Distributed Optimizer#

The distributed optimizer saves memory by sharding optimizer state across data parallel ranks instead of replicating it on every rank, as described in the ZeRO paper.

Theoretical memory savings depend on the data types of the model parameters (param_dtype) and of the main gradients accumulated across data-parallel replicas (grad_dtype). Optimizer steps always use fp32 main parameters. In the current implementation, the theoretical number of bytes per parameter is as follows (where d is the data parallel size):

Non-distributed optim

Distributed optim

fp16 parameters, fp16 gradients

20

4 + 16/d

bf16 parameters, fp32 gradients

18

6 + 12/d

fp32 parameters, fp32 gradients

16

8 + 8/d

This distributed optimizer uses contiguous buffers for parameters and main gradients. Model gradients copy into the main gradients as soon as they finish computing.
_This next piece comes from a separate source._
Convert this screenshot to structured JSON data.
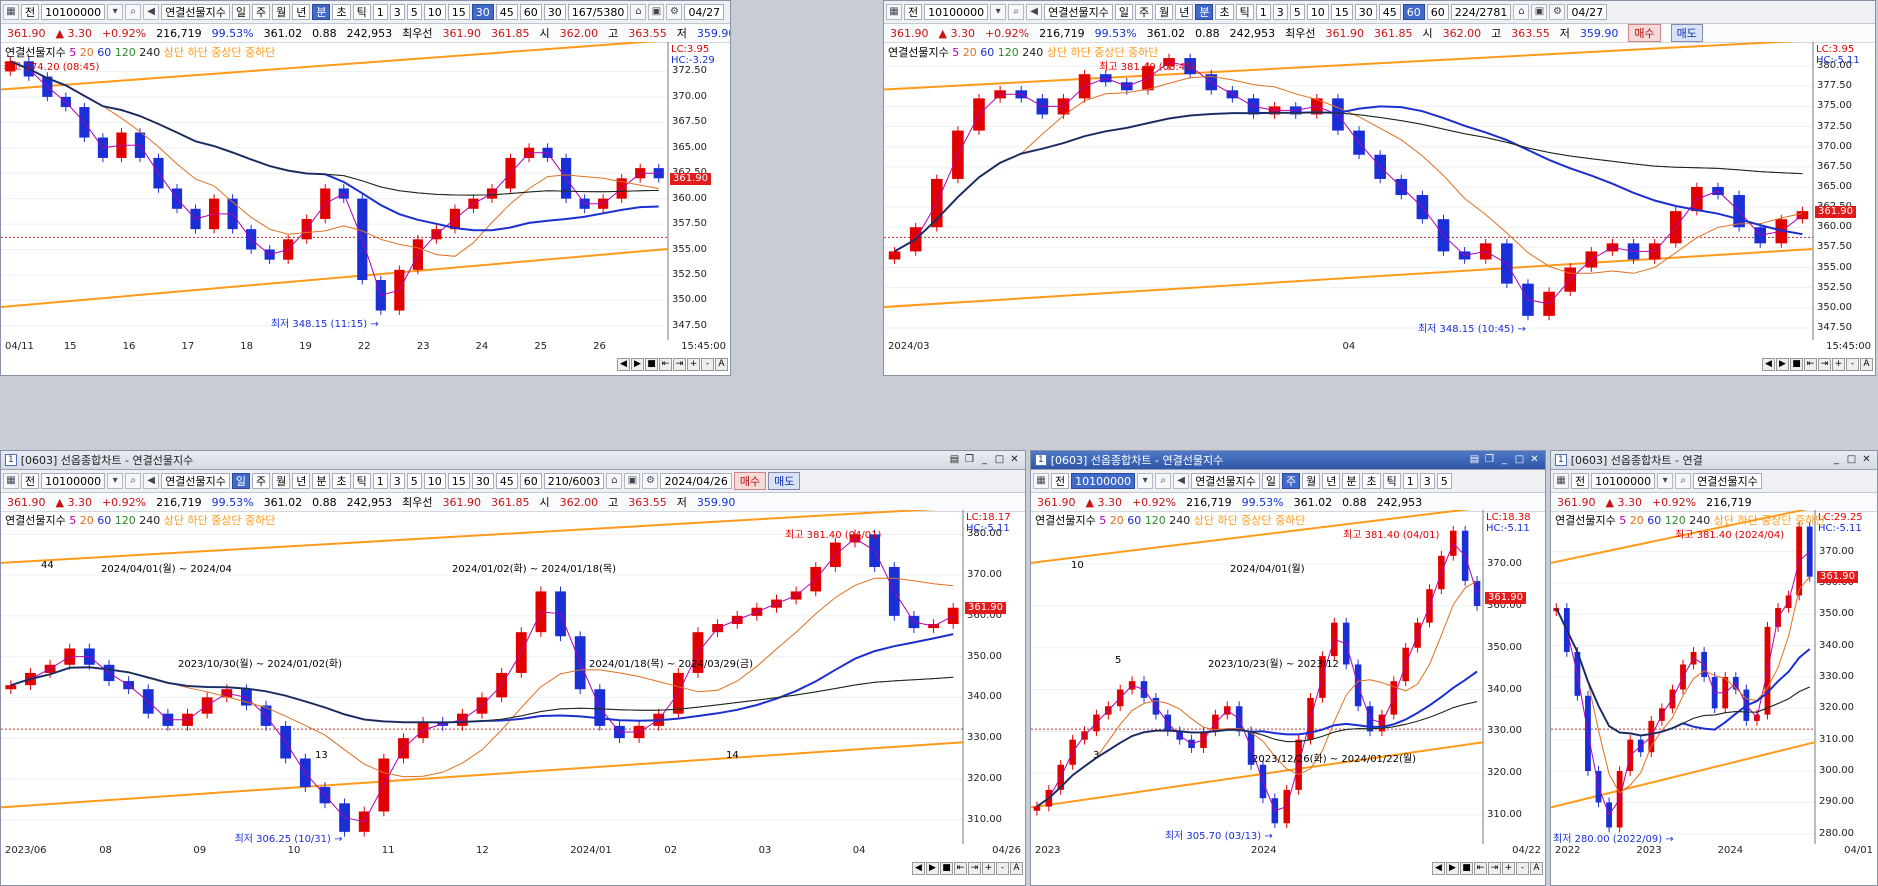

The following figures show the sharding scheme and the main steps of the parameter update.

Data Flow#

Diagram of gradient and parameter data flow through reduce-scatter, optimizer step, and all-gather across data parallel ranks

Sharding Scheme#

Diagram of how optimizer state shards across data parallel ranks

Key Steps#

Note: The following steps match the illustrations above. They assume bf16 model weights, bf16 model gradients from the backward pass, and fp32 main gradients for optimizer steps. Optimizer steps use fp32 main weights.

  • Backward pass finishes (gradient buffer holds 16 fp32 gradient elements).

  • Call reduce-scatter on each DP rank.

  • Each DP rank now has four elements within the gradient buffer that are fully reduced (remaining 12 elements are garbage).

    • DP rank 0 has gradient values for elements [0:4].

    • DP rank 1 has gradient values for elements [4:8].

    • DP rank 2 has gradient values for elements [8:12].

    • DP rank 3 has gradient values for elements [12:16].

  • Optimizer.step().

  • Each DP rank copies its four fp32 main parameter elements into the corresponding bf16 parameter buffer (each element is cast from fp32 to bf16).

  • Call all-gather on each DP rank.

  • The parameter buffer now contains all 16 updated bf16 model parameter elements. Parameters in PyTorch modules already point to the correct views in this buffer, so forward passes can start after the all-gather completes.

  • At this point, you can zero the gradient buffer for the next iteration.